Soheib Bencheikh est un théologien musulman d’origine algérienne, né en Arabie saoudite et ayant passé une partie de son enfance en Algérie. Il est souvent présenté comme un «progressiste». Invoquant Pétain, Vichy et l’affaire Dreyfus, il demande l’arrêt du débat sur l’identité française, qui d’après lui n’existe pas, et pourrait être le ferment d’un nouveau «populisme».
D’abord spectateur étonné devant un débat sur l’identité nationale dont je n’arrive pas à comprendre les motifs, puis très inquiet de la tournure des propos visant de plus en plus nommément la population musulmane de ce pays, je me suis senti contraint de rappeler des règles établies et de signaler des évidences qui ont cours depuis les Lumières.
Pour toute personne sensée, «communauté» et «identité» n’ont aucune existence réelle. Je n’ai jamais serré la main de la communauté musulmane et je ne l’ai jamais prise dans mes bras, je ne connais d’ailleurs pas son adresse ; et je n’ai jamais, non plus, rencontré une identité française, fixe, dont je puisse faire le tour. Je connais, par contre, l’influence d’une présence musulmane et je connais le rayonnement éblouissant de la culture française, faite d’ailleurs d’une multiplicité et d’une succession d’apports différents. (…)
Ma conviction était, naïvement, que ma spécificité cultuelle et culturelle soit un plus, un embellissement supplémentaire qui s’insère harmonieusement dans la Cité française. Car si je développe le sentiment d’être un corps greffé, je n’obtiendrai l’estime ni de moi-même ni de mon environnement. Il est surréaliste de devoir insister sur ces évidences, mais nous en sommes là.
La bêtise et l’ignorance de quelques jeunes Franco-Arabes provocateurs en mal d’appartenance ont été le prétexte tout trouvé pour chatouiller le monstre du populisme «anti-autre», endormi depuis Vichy ; la différence est que cet autre aujourd’hui est plus nombreux, plus diversifié, plus coloré et lié à un monde musulman en effervescence, ballotté entre la nostalgie de sa civilisation perdue et son désir de croquer à pleines dents la modernité.
De plus, l’autre d’aujourd’hui ne véhicule dans sa mémoire aucune séquelle, ni de l’anticléricalisme, ni de l’aberration collective de l’affaire Dreyfus et de ses conséquences meurtrières. Trop spontané dans son expression cultuelle et trop à l’aise dans sa diversité culturelle, son esprit n’est pas préparé à définir les limites de «l’humble discrétion».
Des élus de plus en plus nombreux veulent interdire aux Maghrébins spécifiquement, comme le précise le maire d’Orange, d’afficher les expressions festives spontanées de leur culture d’origine.
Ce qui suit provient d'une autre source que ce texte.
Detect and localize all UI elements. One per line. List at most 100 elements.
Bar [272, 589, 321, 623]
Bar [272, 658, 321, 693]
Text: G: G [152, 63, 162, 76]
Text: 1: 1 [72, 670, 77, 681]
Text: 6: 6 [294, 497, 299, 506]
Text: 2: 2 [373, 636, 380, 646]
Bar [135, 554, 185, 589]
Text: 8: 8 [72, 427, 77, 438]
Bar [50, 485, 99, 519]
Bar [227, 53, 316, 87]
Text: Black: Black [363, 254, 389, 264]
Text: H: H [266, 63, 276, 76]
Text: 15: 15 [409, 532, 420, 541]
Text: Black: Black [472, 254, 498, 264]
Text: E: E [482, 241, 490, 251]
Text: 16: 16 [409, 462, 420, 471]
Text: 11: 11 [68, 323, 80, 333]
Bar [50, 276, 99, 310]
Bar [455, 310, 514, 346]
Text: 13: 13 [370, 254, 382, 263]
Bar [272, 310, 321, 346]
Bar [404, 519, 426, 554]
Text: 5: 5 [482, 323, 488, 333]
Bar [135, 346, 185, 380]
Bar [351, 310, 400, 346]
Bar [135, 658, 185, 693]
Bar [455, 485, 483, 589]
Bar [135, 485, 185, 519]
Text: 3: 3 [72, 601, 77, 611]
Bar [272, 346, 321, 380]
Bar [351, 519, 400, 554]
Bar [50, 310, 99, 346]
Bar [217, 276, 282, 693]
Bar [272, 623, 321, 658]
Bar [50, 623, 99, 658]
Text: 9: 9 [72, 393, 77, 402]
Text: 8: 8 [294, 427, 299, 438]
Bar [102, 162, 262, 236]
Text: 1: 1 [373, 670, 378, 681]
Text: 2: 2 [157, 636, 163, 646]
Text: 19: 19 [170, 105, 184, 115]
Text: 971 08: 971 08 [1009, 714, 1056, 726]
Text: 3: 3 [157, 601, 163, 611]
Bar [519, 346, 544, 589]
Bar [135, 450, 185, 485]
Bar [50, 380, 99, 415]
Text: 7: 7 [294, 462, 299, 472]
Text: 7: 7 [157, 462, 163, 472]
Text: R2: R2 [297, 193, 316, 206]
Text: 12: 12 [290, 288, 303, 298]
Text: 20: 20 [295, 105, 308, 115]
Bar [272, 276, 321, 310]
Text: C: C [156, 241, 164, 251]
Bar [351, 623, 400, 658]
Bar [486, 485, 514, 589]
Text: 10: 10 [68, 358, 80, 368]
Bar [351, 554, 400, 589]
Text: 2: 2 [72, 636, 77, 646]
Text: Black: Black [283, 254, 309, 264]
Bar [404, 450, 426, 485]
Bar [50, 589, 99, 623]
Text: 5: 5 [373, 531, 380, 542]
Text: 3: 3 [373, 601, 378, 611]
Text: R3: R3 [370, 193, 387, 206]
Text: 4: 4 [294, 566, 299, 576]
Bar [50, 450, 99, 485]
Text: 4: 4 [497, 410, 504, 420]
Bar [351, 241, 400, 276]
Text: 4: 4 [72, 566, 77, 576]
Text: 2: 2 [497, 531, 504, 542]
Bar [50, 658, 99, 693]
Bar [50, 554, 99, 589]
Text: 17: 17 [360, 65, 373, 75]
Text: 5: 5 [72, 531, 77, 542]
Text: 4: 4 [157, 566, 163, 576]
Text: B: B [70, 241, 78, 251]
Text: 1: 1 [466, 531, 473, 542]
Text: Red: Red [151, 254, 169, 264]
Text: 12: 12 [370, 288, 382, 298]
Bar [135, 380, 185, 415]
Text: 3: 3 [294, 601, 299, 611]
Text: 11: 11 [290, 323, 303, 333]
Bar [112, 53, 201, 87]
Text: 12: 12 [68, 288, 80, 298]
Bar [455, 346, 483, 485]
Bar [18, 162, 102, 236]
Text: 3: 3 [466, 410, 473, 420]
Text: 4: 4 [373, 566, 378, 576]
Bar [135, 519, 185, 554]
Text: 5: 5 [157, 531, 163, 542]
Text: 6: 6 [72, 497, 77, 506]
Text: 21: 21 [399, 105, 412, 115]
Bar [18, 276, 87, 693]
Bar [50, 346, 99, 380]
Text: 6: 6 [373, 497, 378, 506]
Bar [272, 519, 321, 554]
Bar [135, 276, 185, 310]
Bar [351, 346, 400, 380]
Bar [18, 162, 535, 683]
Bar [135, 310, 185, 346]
A quand la législation sur les youyous, la réglementation du dosage du henné et la pénalisation de l’accent nord-africain qui fait confondre inesthétiquement le «an» et le «on» ? (…)
Entre la démocratie et le populisme, il y a un pas, celui qui soumet à l’appréciation de la majorité les principes qui protègent, avant toute expression démocratique, les libertés individuelles et les droits fondamentaux. La Suisse a franchi ce pas. L’Allemagne, les Pays-Bas et, curieusement, même la France, citadelle des droits, entachent l’inviolable et se laissent séduire par le chant des sirènes du populisme.
Monsieur Sarkozy, Messieurs les ténors de l’UMP, fermons s’il vous plaît la parenthèse de ce honteux débat et occupons-nous du prestige et de la place stratégique qui reviennent à la France au sein même du monde musulman.